In line with strategic discipline, organizations will need to “prune” their owned assets portfolio by improving the utilization of their clinical capacity and growing patient throughput. Health systems can achieve this by focusing on scheduling and staffing, ensuring adherence to clinical pathways, streamlining discharges and care transitions, and adjusting physical capacity to actual demand.
The tools used to succeed in value-based contracts should also be applied to Medicare lines of business to reduce Medicare operating losses.
Additionally, vertical alignment will be key to weathering falling operating earnings, Navigant explained.
“Revenue growth is more likely to occur around the edges of the hospital’s core services — inpatient care, surgery, and imaging — rather than from those services themselves,” the report stated. “Creatively repackaging services like care management that is presently imbedded in every aspect of clinical operations, and finding retail demand for services presently bundled as part of the hospital’s traditional service offerings, represent such edge opportunities.”

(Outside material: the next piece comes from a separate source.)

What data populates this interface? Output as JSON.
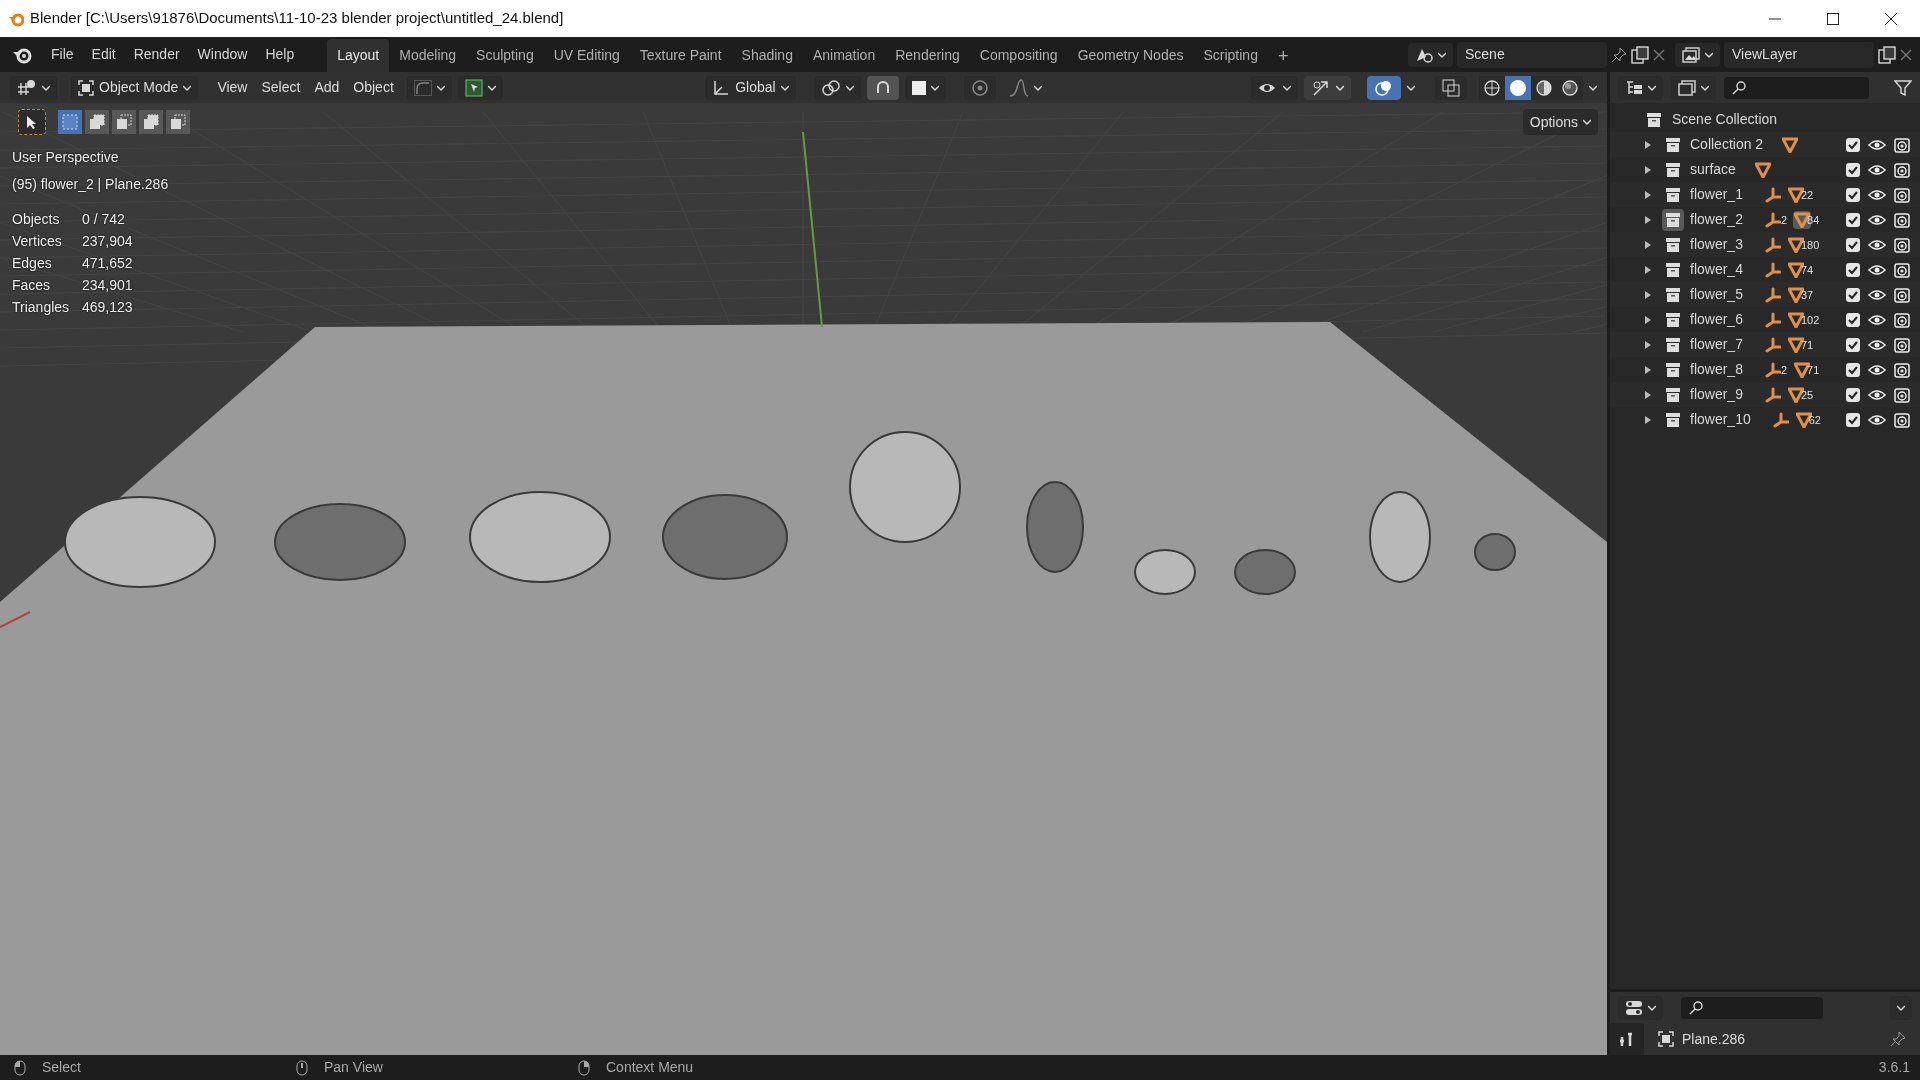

Reducing patient leakage in multi-specialty groups and systems through improved referral patterns, scheduling, or care coordination will help to grow revenue and keep it within the system.
“To achieve better performance, health system management and boards must take a fresh look at their strategy considering local market realities. They need to look closely at the markets they serve, and size and target their offerings to actual market demand,” the report concluded. “They must re-examine and rationalize their portfolio of assets and demand marked improvements in efficiency and effectiveness, and measurable value creation for those who pay for care, particularly their patients. Since much of this should have been done five years ago, time is of the essence.”